A more complex example: "Поезд задержался на 15 минут, поэтому, чтобы прибыть на станцию по расписанию, oн увеличил скорость на..." ("The train was delayed to 15 minutes and that's why for arriving at the station in accordance with the schedule it increased the velocity by..."). In order to use the text for the problem solving the word "задержаться" ("to be delayed") must be explained as follows: "to begin an action later than it was planned to". Then the words "поезд задержался на 15 минут" ("the train was delayed by 15 minutes") will produce a net with the following semantic objects: 1. the begining of an action (real), 2. the beginning of the action (planned), 3. time interval between them - the 15 minutes. Then interpreting the subsequent text must lead to merging this not-mentioned action with a motion from some point up to the station (also in the two modalities); a modality of "planned" must be merged with a pointer "according to the schedule". Could we treat the methods like this as legal explanations of the meaning of linguistic units or these are merely tricks?

We must also note that the abundance of the cases making these texts a source of interesting linguistic observations is of somewhat artificial nature. Underlying these facts is the existence of specific "rules of the game" making the author of these texts to fulfill the task of packing complex numerical correlations into rather compact verbal wrapper.

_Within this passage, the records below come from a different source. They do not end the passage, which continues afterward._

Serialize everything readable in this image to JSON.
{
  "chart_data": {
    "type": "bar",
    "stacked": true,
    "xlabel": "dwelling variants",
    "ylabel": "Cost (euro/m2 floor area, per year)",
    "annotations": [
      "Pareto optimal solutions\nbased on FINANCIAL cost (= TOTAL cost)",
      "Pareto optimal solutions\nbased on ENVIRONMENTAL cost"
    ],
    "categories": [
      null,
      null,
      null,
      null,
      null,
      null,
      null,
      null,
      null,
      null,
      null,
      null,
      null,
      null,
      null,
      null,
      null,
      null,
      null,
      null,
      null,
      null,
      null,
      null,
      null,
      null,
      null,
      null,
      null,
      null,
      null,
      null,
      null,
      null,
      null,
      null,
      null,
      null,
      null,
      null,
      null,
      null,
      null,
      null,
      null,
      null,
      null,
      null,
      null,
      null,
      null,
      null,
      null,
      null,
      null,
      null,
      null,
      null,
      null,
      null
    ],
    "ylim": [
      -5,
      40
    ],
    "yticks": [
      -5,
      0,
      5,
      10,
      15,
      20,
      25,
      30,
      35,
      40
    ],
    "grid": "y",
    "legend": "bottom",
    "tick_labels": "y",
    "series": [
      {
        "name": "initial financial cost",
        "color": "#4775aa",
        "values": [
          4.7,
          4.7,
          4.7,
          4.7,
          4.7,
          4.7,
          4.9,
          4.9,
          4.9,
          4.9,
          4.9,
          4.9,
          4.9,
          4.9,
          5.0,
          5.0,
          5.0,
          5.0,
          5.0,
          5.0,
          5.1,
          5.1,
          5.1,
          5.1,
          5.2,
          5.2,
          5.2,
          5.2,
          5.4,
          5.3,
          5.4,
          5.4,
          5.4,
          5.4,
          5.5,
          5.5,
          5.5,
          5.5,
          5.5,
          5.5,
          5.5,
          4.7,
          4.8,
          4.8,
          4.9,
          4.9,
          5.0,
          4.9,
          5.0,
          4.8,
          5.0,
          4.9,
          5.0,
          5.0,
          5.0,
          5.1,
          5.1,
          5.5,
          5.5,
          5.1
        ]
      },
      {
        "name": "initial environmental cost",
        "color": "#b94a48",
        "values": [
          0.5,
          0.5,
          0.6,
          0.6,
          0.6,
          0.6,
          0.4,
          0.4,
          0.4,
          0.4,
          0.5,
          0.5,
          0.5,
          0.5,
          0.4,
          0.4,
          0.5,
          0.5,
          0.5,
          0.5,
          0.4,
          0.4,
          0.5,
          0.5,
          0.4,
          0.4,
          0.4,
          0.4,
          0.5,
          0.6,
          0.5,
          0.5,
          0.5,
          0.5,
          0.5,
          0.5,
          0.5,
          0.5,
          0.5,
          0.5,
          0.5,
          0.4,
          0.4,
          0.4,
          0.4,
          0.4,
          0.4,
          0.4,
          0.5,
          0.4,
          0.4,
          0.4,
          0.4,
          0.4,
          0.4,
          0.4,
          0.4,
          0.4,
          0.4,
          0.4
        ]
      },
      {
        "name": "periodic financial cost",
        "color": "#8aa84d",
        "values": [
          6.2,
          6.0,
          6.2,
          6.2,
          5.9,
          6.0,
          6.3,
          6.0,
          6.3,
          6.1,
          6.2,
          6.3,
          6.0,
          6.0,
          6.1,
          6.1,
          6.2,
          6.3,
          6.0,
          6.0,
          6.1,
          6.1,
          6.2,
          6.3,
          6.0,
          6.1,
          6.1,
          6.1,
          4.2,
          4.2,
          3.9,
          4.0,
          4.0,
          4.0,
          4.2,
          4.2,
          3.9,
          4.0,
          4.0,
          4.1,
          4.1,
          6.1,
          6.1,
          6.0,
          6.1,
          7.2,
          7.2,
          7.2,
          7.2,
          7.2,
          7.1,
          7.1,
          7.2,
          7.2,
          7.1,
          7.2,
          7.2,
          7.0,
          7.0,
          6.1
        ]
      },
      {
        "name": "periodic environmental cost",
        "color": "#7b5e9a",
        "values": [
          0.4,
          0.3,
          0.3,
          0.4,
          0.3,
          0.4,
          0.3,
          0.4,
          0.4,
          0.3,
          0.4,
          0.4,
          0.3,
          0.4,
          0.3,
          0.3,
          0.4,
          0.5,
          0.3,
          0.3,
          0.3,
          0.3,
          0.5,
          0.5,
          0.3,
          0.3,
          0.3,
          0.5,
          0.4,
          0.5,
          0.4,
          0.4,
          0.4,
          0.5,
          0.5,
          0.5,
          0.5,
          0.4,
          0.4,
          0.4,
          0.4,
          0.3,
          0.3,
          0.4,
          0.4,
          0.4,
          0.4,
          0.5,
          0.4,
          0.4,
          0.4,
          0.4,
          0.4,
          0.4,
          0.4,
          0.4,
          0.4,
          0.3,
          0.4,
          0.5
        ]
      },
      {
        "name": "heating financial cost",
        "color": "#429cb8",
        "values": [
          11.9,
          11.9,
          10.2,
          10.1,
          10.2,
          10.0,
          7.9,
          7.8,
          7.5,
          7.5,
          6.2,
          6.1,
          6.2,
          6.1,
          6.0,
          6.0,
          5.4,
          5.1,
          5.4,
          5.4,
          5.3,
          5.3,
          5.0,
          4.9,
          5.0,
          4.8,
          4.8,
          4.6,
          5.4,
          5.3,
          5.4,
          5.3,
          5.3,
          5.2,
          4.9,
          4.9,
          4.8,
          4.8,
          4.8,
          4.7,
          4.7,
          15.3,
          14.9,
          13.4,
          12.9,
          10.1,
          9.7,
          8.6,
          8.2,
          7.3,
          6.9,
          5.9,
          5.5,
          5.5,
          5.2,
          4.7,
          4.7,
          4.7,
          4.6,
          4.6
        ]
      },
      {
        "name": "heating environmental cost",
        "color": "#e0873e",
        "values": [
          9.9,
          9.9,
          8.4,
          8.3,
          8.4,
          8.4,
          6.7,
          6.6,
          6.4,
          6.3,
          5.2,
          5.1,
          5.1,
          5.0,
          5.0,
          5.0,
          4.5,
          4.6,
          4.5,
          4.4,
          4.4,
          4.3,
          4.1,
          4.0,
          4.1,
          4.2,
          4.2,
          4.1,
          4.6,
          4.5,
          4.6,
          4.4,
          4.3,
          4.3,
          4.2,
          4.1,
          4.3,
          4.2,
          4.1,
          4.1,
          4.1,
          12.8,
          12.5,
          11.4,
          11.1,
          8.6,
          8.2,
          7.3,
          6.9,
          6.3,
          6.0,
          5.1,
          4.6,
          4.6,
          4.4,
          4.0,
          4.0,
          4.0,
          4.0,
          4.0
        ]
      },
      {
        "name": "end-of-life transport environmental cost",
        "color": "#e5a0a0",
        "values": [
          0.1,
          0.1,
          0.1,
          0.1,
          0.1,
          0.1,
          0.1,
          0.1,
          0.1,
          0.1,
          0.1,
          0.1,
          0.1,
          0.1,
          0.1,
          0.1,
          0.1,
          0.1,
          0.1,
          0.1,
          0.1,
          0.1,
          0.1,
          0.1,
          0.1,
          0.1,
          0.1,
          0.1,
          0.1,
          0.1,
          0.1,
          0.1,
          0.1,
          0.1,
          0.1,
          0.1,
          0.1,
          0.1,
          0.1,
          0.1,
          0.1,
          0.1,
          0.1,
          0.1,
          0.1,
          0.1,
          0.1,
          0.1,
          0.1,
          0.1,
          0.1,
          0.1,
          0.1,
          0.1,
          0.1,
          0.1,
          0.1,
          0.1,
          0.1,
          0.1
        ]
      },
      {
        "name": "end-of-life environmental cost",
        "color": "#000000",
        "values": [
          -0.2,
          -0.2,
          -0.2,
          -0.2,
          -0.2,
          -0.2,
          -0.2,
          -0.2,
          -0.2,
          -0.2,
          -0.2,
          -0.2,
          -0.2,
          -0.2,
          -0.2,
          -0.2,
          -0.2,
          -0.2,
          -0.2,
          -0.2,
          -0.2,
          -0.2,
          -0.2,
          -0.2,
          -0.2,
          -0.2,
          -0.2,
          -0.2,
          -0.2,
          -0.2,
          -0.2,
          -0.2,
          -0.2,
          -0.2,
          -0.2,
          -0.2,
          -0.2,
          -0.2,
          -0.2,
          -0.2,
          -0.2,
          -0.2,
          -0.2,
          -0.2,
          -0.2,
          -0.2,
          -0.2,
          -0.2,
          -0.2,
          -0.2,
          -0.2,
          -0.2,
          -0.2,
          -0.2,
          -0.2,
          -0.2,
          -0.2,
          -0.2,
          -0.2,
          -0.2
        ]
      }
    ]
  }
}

Here is one more example from a simple domain - queries to a database dealing with different staff information: "to find a department where the older the employee is the more he/she earns." Mapping the text to the database structure is not a difficult task. For the comparative construction one must use a model extracting a set of objects being compared and the two compared parametres (age and salary). This model is easily connected with a program testing the age/salary correlation and also, if needed, the translation of the query to the predicate calculus language ("for any two employees of the department if the age of the first exceeds the age of the second..."). This example shows the unexpedience of using an intermediary representation between natural language and a database. It is clear that using the initial formulation (to be more exact - using a comparative construction model) will lead to more efficient computer program than the one resulting from the predicate formula. Actually in a computer program one can sort a set by one of the fields and to test the monotonicity of values of the second field in the sorted sequence. To extract the possibility from the predicate calculus language representation is rather difficult.